Duilio Pizzocchi, uno dei famosi comici bolognesi e italiani, come succede di decidere di intraprendere questa carriera?

Ah, a dire il vero non si decide, io ero già un somaro a scuola, da questo punto di vista, alle elementari mi divertivo già a inventare storie, raccontare barzellette, costruire scherzi, mi piaceva già allora fare ridere. Una predisposizione naturale insomma, che per fortuna è poi diventata una professione, tanto la mia indole non sarebbe certo cambiata. Come si dice a Bologna, “fare al cretén o fer al stopid”.

Mi ricordo, oramai tantissimi anni fa, uno spettacolo notturno su Rete7 con Gilberto Rivelli, dove facevi un esilarante personaggio, “l’imbianchino”.

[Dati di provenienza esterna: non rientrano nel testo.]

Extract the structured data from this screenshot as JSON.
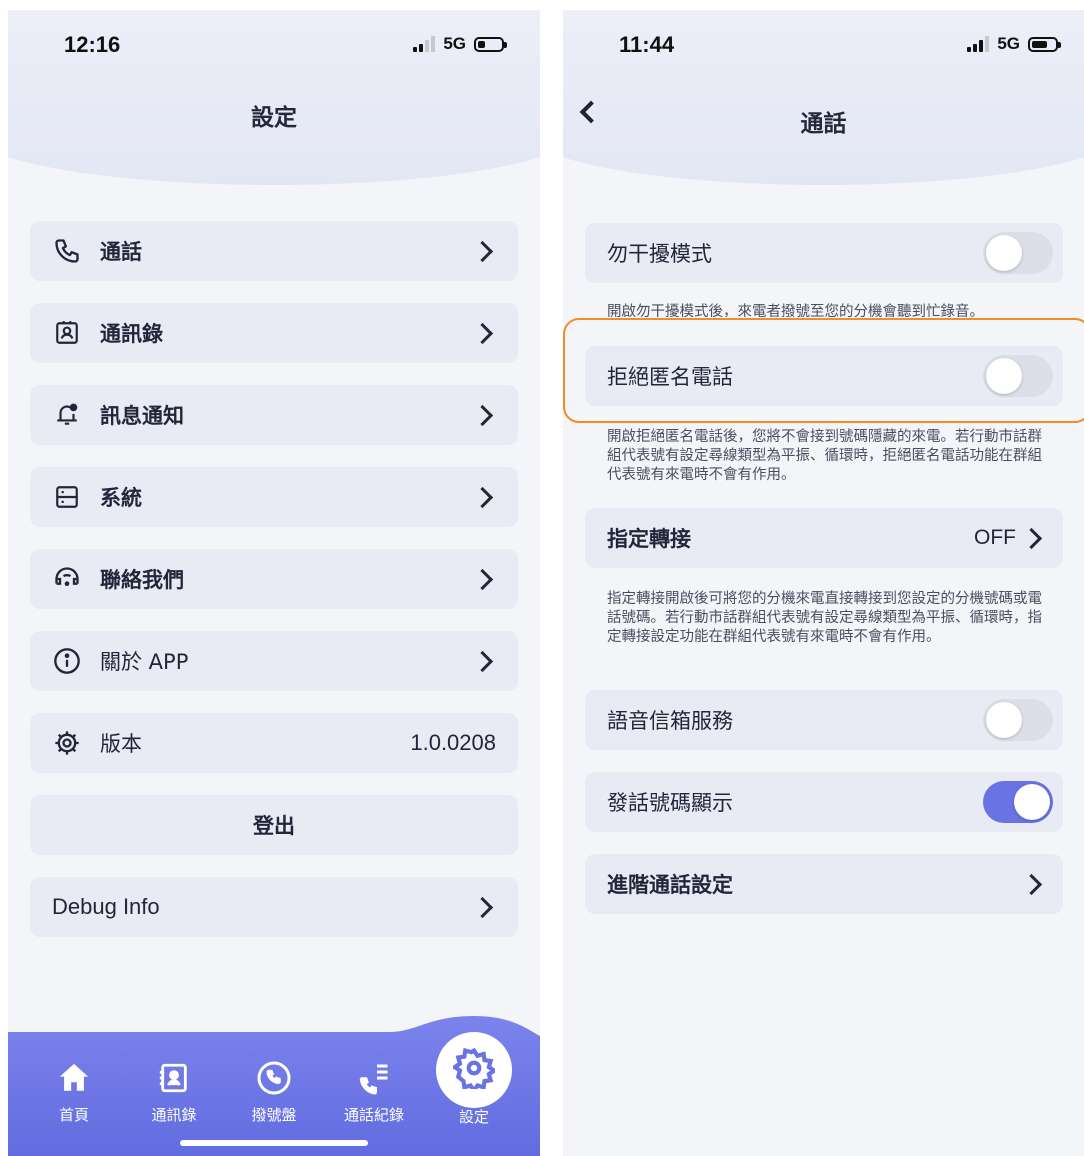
{
  "left": {
    "status": {
      "time": "12:16",
      "network": "5G"
    },
    "title": "設定",
    "menu": [
      {
        "label": "通話",
        "icon": "phone-icon"
      },
      {
        "label": "通訊錄",
        "icon": "contact-card-icon"
      },
      {
        "label": "訊息通知",
        "icon": "bell-icon"
      },
      {
        "label": "系統",
        "icon": "server-icon"
      },
      {
        "label": "聯絡我們",
        "icon": "headset-icon"
      },
      {
        "label": "關於 APP",
        "icon": "info-icon"
      }
    ],
    "version": {
      "label": "版本",
      "value": "1.0.0208",
      "icon": "gear-icon"
    },
    "logout": "登出",
    "debug": "Debug Info",
    "tabs": [
      {
        "label": "首頁",
        "icon": "home-icon"
      },
      {
        "label": "通訊錄",
        "icon": "contacts-icon"
      },
      {
        "label": "撥號盤",
        "icon": "dialpad-icon"
      },
      {
        "label": "通話紀錄",
        "icon": "call-log-icon"
      },
      {
        "label": "設定",
        "icon": "settings-icon",
        "active": true
      }
    ],
    "colors": {
      "tabbar": "#6a73e3",
      "accent": "#6a73e3"
    }
  },
  "right": {
    "status": {
      "time": "11:44",
      "network": "5G"
    },
    "title": "通話",
    "dnd": {
      "label": "勿干擾模式",
      "on": false,
      "desc": "開啟勿干擾模式後，來電者撥號至您的分機會聽到忙錄音。"
    },
    "reject_anon": {
      "label": "拒絕匿名電話",
      "on": false,
      "desc": "開啟拒絕匿名電話後，您將不會接到號碼隱藏的來電。若行動市話群組代表號有設定尋線類型為平振、循環時，拒絕匿名電話功能在群組代表號有來電時不會有作用。"
    },
    "forward": {
      "label": "指定轉接",
      "value": "OFF",
      "desc": "指定轉接開啟後可將您的分機來電直接轉接到您設定的分機號碼或電話號碼。若行動市話群組代表號有設定尋線類型為平振、循環時，指定轉接設定功能在群組代表號有來電時不會有作用。"
    },
    "voicemail": {
      "label": "語音信箱服務",
      "on": false
    },
    "caller_id": {
      "label": "發話號碼顯示",
      "on": true
    },
    "advanced": {
      "label": "進階通話設定"
    },
    "colors": {
      "toggle_on": "#6a73e3",
      "highlight": "#f28c28"
    }
  }
}
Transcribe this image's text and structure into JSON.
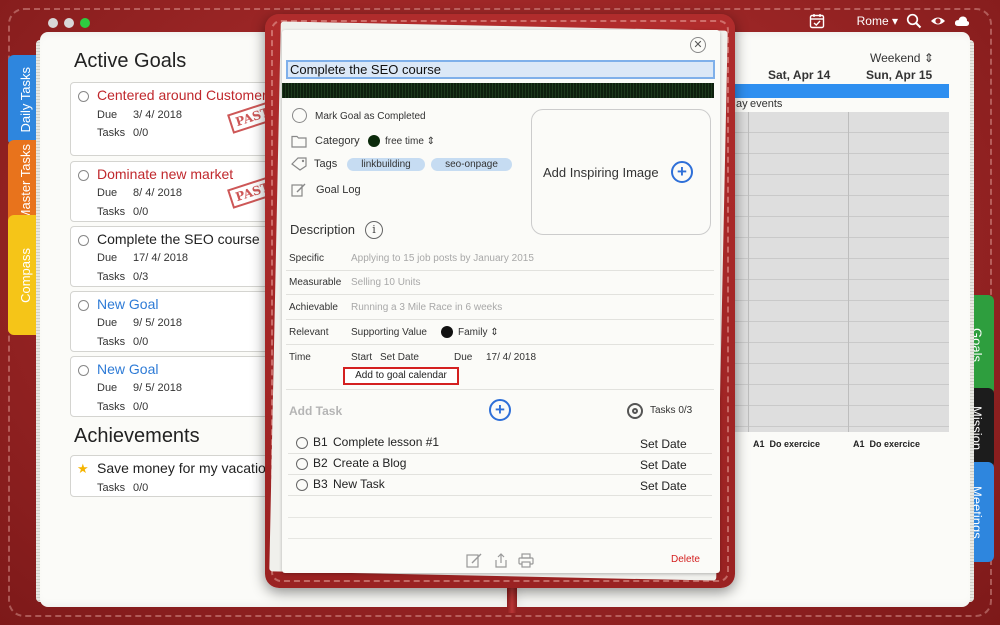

Sì, non è stato il primo invero, ancora prima facevamo una specie di ‘Striscia la notizia” prima che questa esistesse, avevo inventato questo personaggio tedesco, Franz Kunz, che leggeva notizie in un tedesco maccheronico. Non credo si trovino notizie di questo attualmente. Poi su Radio 101 facevo uno spettacolo comico che si chiamava “Il pernacchione”. Aggiungevamo a questo, trasferte fuori città come a Tele Romagna. L’imbianchino è stato il personaggio di maggiore successo allora, questo ferrarese che entrava in scena con la scusa di dovere dare di bianco, o stuccare un muro, altrimenti rifare un pavimento, interrompendo il programma in corso. Era un personaggio di rottura ispirato alla storica trasmissione “Alto Gradimento”. Così vestito da imbianchino irrompevo e cominciavo a raccontare storie e gag.

Un personaggio che poi è sparito dagli spettacoli seguenti mi pare, è un modo anche per rinnovare il proprio repertorio?

Beh, poi mi sono immedesimato in vari personaggi, prendendo spunto da eventi e momenti della vita reale, come Donna Zobeide cui mi ispirai da tutte le cartomanti che allora infestavano le tv private. Eddy Collante, un mafioso italo-americano che proponeva dei lavori particolari, tipo ospitare una persona che nel corso della scena si capiva essere un rapito.

Possiamo dire che esiste una scuola bolognese della comicità, visto il numero dei comici prodotti, o comunque presenti nell’orbita bolognese?

Fino a un certo punto direi, noi del Costipanzo, con Giacobazzi e Balasso per dire, non avevamo contatti con il giro del Gran Pavese, ovvero Vito, Patrizio Roversi e Siusi Blady, i Gemelli Ruggeri, Malandrino e Veronica, non ci conoscevamo nemmeno. Facevamo cose diverse, sono stati due rami che si sono evoluti assieme, ma in modo autonomo. Poi è capitato, ma solo negli ultimissimi anni, di fare cose assieme.

Il Costipanzo Show è diventato qualcosa di iconico, a parte la programmazione annuale, mi ricordo la data del 26 dicembre, una sera in cui è difficile portare fuori chiunque, che era un appuntamento fisso al Teatro Celebrazioni sempre sold-out.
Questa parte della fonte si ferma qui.